By categorising their product/service, marketers are able to highlight specific points of parity or points of difference in regards to their product compared to competitor's products. These points can be used to communicate to their target audience why their product should appeal to them more, and can highlight a competitive advantage in their offering. A frame of reference should be established for the new product, service, or concept being introduced into the market at the beginning of the marketing process, so that the target audience can develop a clear and concise understanding of what the product or service is all about, why it has been created, and to communicate exactly what makes it superior to or more attractive than competitor's products.

A frame of reference can be constructed or manipulated by marketing communicators to appeal to a target market's specific ideals, perceptions, beliefs, and attitudes. Identifying and appealing to a consumer's core beliefs and attitudes can be instrumental in the effectiveness of a marketing strategy based on a frame of reference, and these beliefs and attitudes can determine or construct a consumer's perception of a brand, product, or service. Key to creating an effective and useful frame of reference is the communicator's ability to understand its target market's perceptions of what they are being marketed.

F.O.R. must evolve with changing attitudes or beliefs of consumers. What is less important now may increase in importance in the future due to shifts in consumer values and beliefs.

== Perceptions ==

Perception is a mental process that people undergo in which they choose, arrange and interpret information in order to create a personalised and coherent understanding of what they are experiencing or witnessing. In a consumer's purchase journey the consumer will assign meaning to a product or brand upon their initial contact with the product or brand, and this meaning will be based upon their experiences, beliefs and attitudes towards the product or brand.

Perceptions are the foundation of brand value and marketing effectiveness. Marketing communications are conceived and executed with the explicit intention of engaging with consumers to influence and shape their perceptions of a product or brand. This is done to build a positive image, meaning behind, or experience associated with a product or brand for continued future transactions between retailer and consumer. If a customer understands and identifies with the meaning behind a product or brand, they are more likely to see value in the offering and perceive that product or brand as aligning with their ideals, wants, needs, beliefs, and attitudes.

Consumers can develop completely differing and opposing perceptions of the same product or brand due to their vastly different sensory experiences within the world, and also by how they interpret any information presented to them. Three perceptual processes can affect how a consumer cultivates their perception of a product or brand.

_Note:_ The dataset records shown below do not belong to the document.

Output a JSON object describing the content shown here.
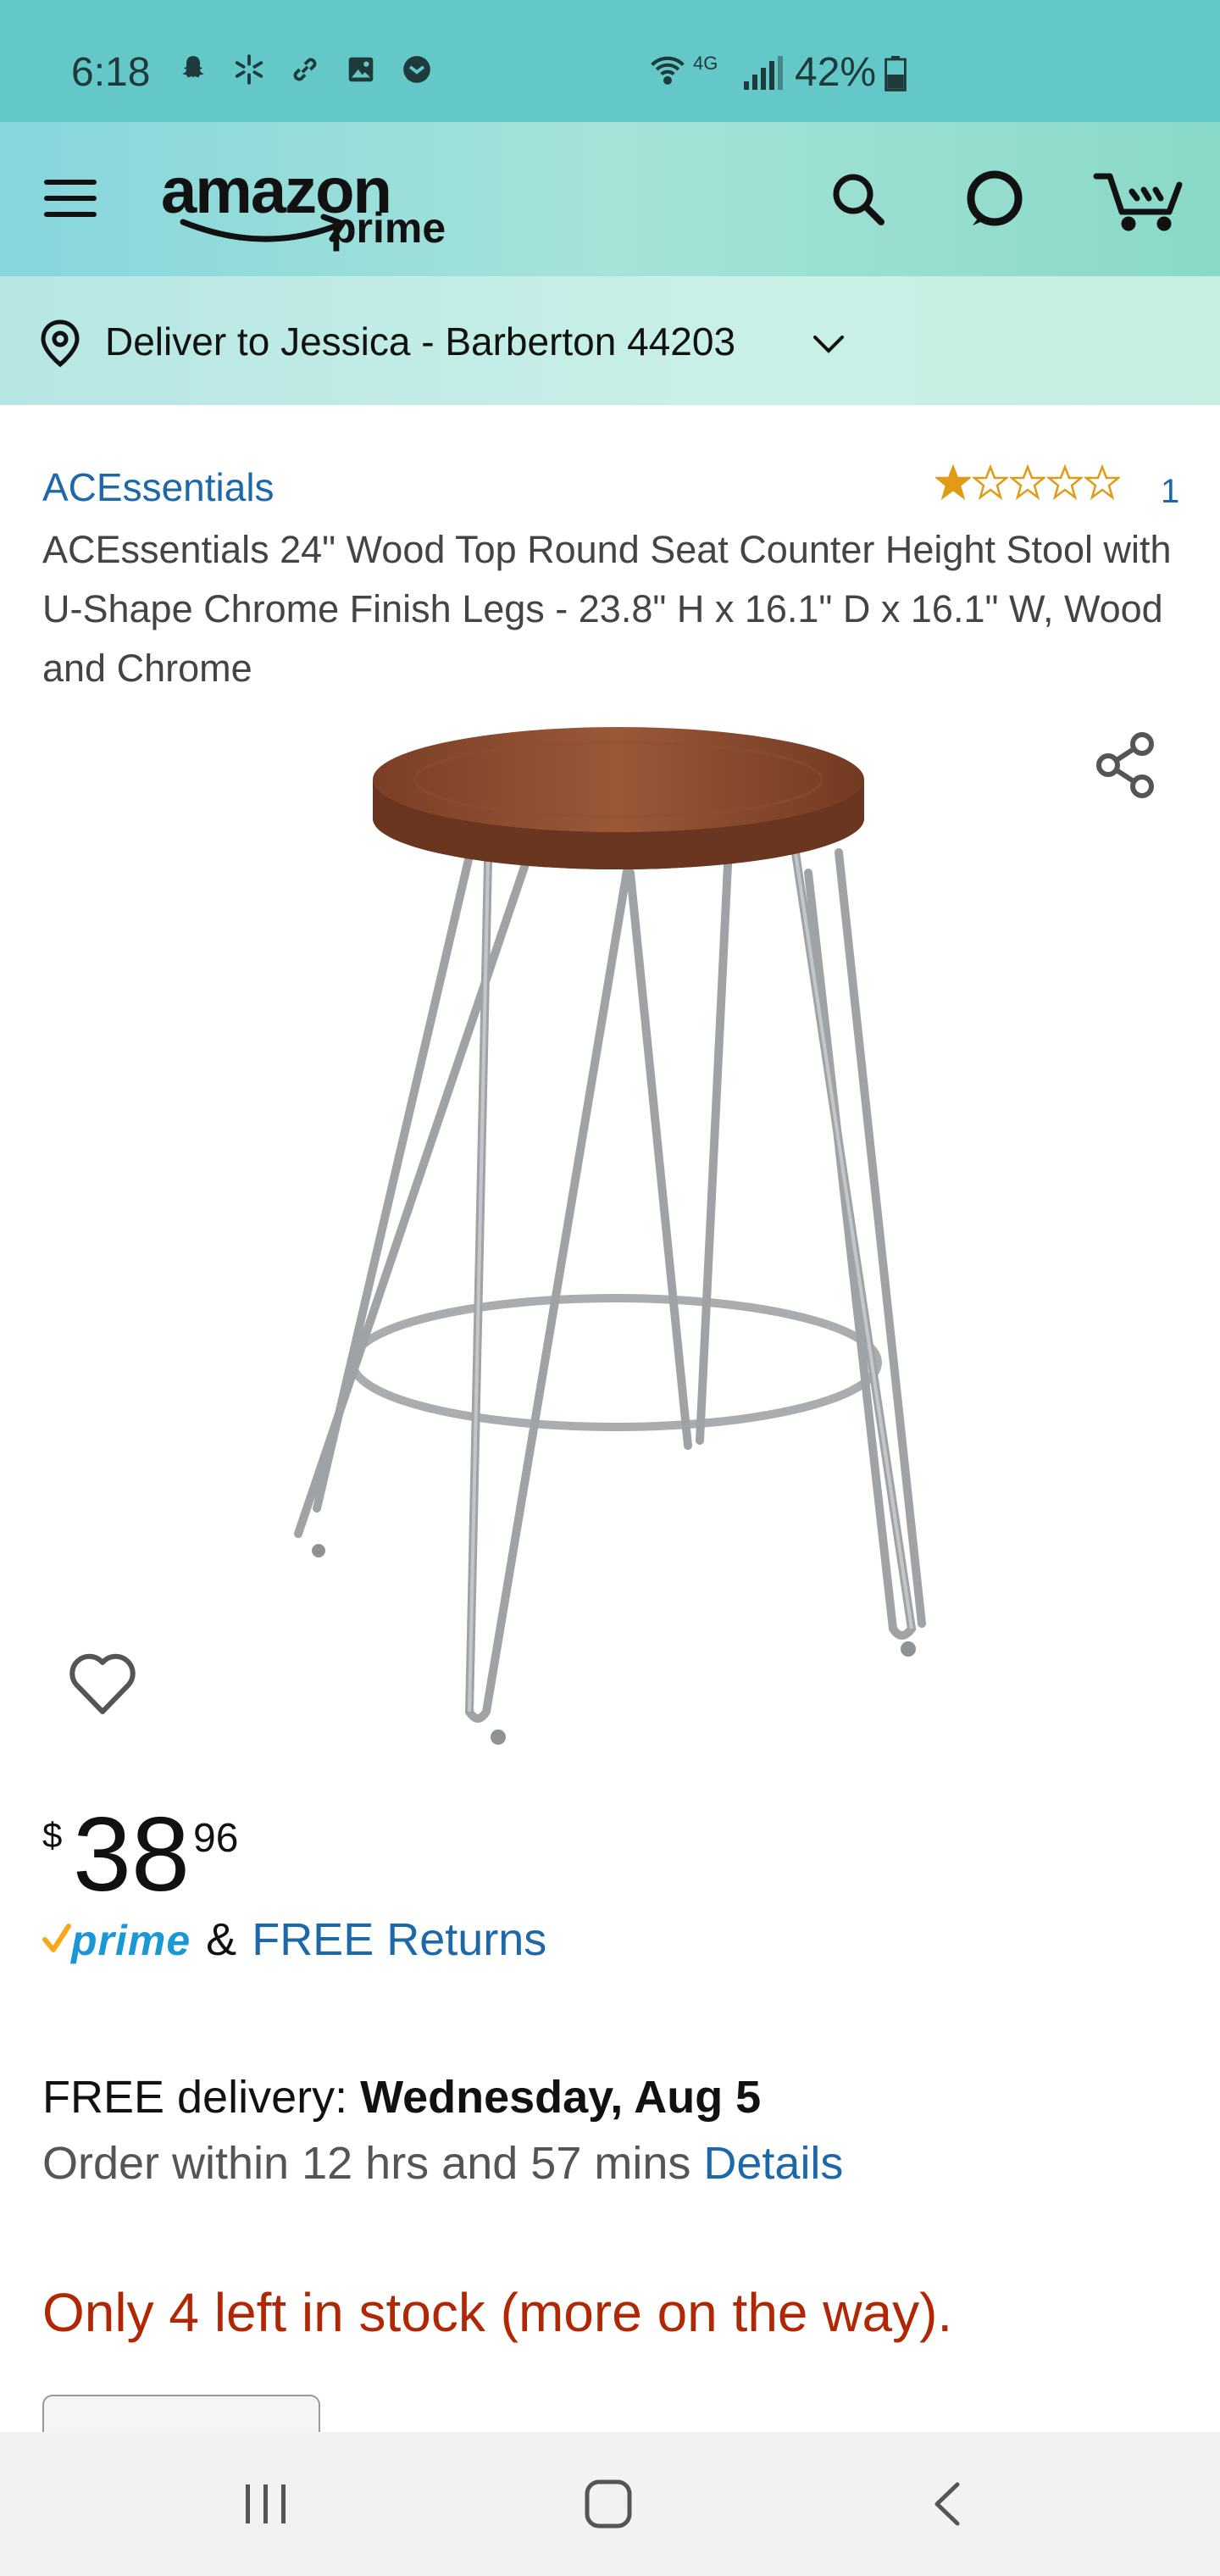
{
  "status_bar": {
    "time": "6:18",
    "network": "4G",
    "battery": "42%",
    "left_icons": [
      "snapchat-icon",
      "walmart-icon",
      "link-icon",
      "gallery-icon",
      "vpn-icon"
    ]
  },
  "header": {
    "logo_main": "amazon",
    "logo_sub": "prime",
    "icons": [
      "menu-icon",
      "search-icon",
      "alexa-icon",
      "cart-icon"
    ]
  },
  "deliver": {
    "label": "Deliver to Jessica - Barberton 44203"
  },
  "product": {
    "brand": "ACEssentials",
    "rating_stars": 1,
    "rating_max": 5,
    "rating_count": "1",
    "title": "ACEssentials 24\" Wood Top Round Seat Counter Height Stool with U-Shape Chrome Finish Legs - 23.8\" H x 16.1\" D x 16.1\" W, Wood and Chrome"
  },
  "price": {
    "symbol": "$",
    "whole": "38",
    "fraction": "96"
  },
  "prime": {
    "badge": "prime",
    "amp": "&",
    "returns": "FREE Returns"
  },
  "delivery": {
    "prefix": "FREE delivery: ",
    "date": "Wednesday, Aug 5",
    "order_within": "Order within 12 hrs and 57 mins ",
    "details": "Details"
  },
  "stock": {
    "message": "Only 4 left in stock (more on the way)."
  },
  "colors": {
    "status_bar": "#63c8c7",
    "link": "#1d68a8",
    "stock": "#b12704",
    "star": "#e09c16",
    "prime_blue": "#1a98d5",
    "prime_check": "#f7a81b"
  },
  "nav_bar": {
    "icons": [
      "recent-apps-icon",
      "home-icon",
      "back-icon"
    ]
  }
}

Due to the immense amount of advertising a consumer will be exposed to during the day, consumers engage in “selective attention” in order to prioritise their attention towards advertising material that relates to offerings that will specifically interest them, or fulfill their wants or needs. This means that they will filter out and ignore other advertisements or marketing messages deemed unimportant or unnecessary to them, making it much harder for marketing communicator's to attract their attention. “Selective distortion” involves a consumer unconsciously altering or shaping received information to fit to the personal meaning they already have regarding a product or brands attached message. Depending on their personal capacity to remember messages or information, a consumer may engage in “selective retention” by simply forgetting or remembering the message being marketed to them. This requires marketing communicator's to focus on highlighting positive points regarding their market offering, which are more likely to remain in the consumer's memory.

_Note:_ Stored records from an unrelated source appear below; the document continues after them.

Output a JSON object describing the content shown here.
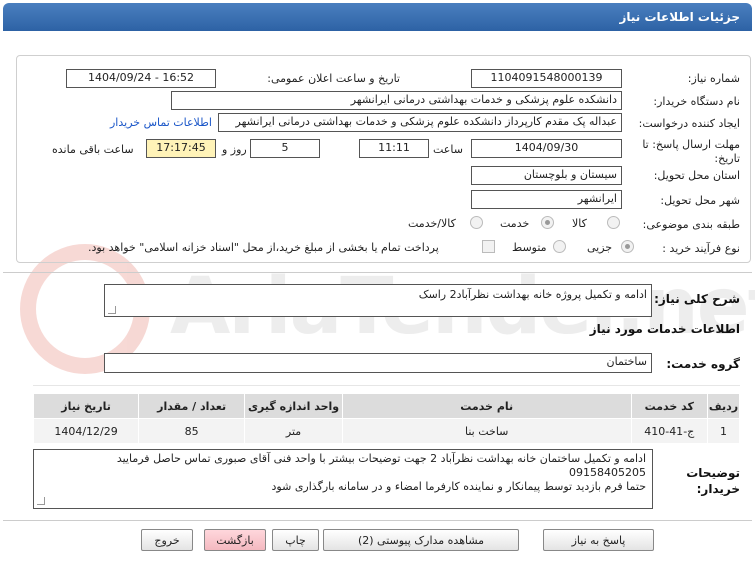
{
  "header": {
    "title": "جزئیات اطلاعات نیاز"
  },
  "form": {
    "need_number_label": "شماره نیاز:",
    "need_number": "1104091548000139",
    "announce_label": "تاریخ و ساعت اعلان عمومی:",
    "announce_value": "1404/09/24 - 16:52",
    "buyer_org_label": "نام دستگاه خریدار:",
    "buyer_org": "دانشکده علوم پزشکی و خدمات بهداشتی درمانی ایرانشهر",
    "creator_label": "ایجاد کننده درخواست:",
    "creator": "عبداله پک مقدم کارپرداز دانشکده علوم پزشکی و خدمات بهداشتی درمانی ایرانشهر",
    "contact_link": "اطلاعات تماس خریدار",
    "deadline_label": "مهلت ارسال پاسخ: تا تاریخ:",
    "deadline_date": "1404/09/30",
    "time_label": "ساعت",
    "deadline_time": "11:11",
    "days_value": "5",
    "days_label": "روز و",
    "remaining_time": "17:17:45",
    "remaining_label": "ساعت باقی مانده",
    "province_label": "استان محل تحویل:",
    "province": "سیستان و بلوچستان",
    "city_label": "شهر محل تحویل:",
    "city": "ایرانشهر",
    "category_label": "طبقه بندی موضوعی:",
    "category_options": [
      "کالا",
      "خدمت",
      "کالا/خدمت"
    ],
    "category_selected": "خدمت",
    "process_label": "نوع فرآیند خرید :",
    "process_options": [
      "جزیی",
      "متوسط"
    ],
    "process_selected": "جزیی",
    "payment_note": "پرداخت تمام یا بخشی از مبلغ خرید،از محل \"اسناد خزانه اسلامی\" خواهد بود."
  },
  "general_desc": {
    "label": "شرح کلی نیاز:",
    "value": "ادامه و تکمیل پروژه خانه بهداشت نظرآباد2 راسک"
  },
  "services": {
    "section_title": "اطلاعات خدمات مورد نیاز",
    "group_label": "گروه خدمت:",
    "group_value": "ساختمان",
    "columns": [
      "ردیف",
      "کد خدمت",
      "نام خدمت",
      "واحد اندازه گیری",
      "تعداد / مقدار",
      "تاریخ نیاز"
    ],
    "rows": [
      [
        "1",
        "ج-41-410",
        "ساخت بنا",
        "متر",
        "85",
        "1404/12/29"
      ]
    ]
  },
  "buyer_notes": {
    "label": "توضیحات خریدار:",
    "line1": "ادامه و تکمیل ساختمان خانه بهداشت نظرآباد 2  جهت توضیحات بیشتر با واحد فنی آقای صبوری تماس حاصل فرمایید",
    "line2": "09158405205",
    "line3": "حتما فرم بازدید توسط پیمانکار و نماینده کارفرما امضاء و در سامانه بارگذاری شود"
  },
  "buttons": {
    "reply": "پاسخ به نیاز",
    "attachments": "مشاهده مدارک پیوستی (2)",
    "print": "چاپ",
    "back": "بازگشت",
    "exit": "خروج"
  },
  "watermark": {
    "text": "AriaTender.net"
  },
  "colors": {
    "title_bar": "#2d62a5",
    "link": "#1a56c8",
    "highlight": "#fff3b8",
    "pink_button": "#f4b9c0"
  }
}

== Beliefs and Attitudes ==

People accumulate beliefs and attitudes through their actions and learning processes, and these can influence their buying behaviour. Beliefs can be based upon a person's opinions, faith, or knowledge (regardless of whether the knowledge is correct or incorrect). One of a marketing communicator's primary objectives is to inform the consumer with correct information in order to affirm or reaffirm a positive belief that the offering they are marketing is the desired destination for the consumer's purchasing journey. Pre-existing beliefs regarding a product or brand can impact a customer's purchasing behaviour though, as a consumer who has been previously misinformed about an offering will hold a negative or incorrect belief that the offering isn't suitable for them.

Attitude is used to describe a consumer's feelings or tendencies towards an offering, and will usually be reflected in that consumer's purchasing behaviour, specifically in regards to whether they do or do not either purchase the product or emotionally invest in the message on offer.

Attitudes can be difficult to change due to the amount of time it takes to develop and cultivate them, and therefore it is best to try and aim the marketing message towards consumers with a similar attitude. A huge part of marketing communications concerns changing people's attitudes, and instilling a new belief within them that their product, brand, or message is the most suitable and desirable offering available to the consumer.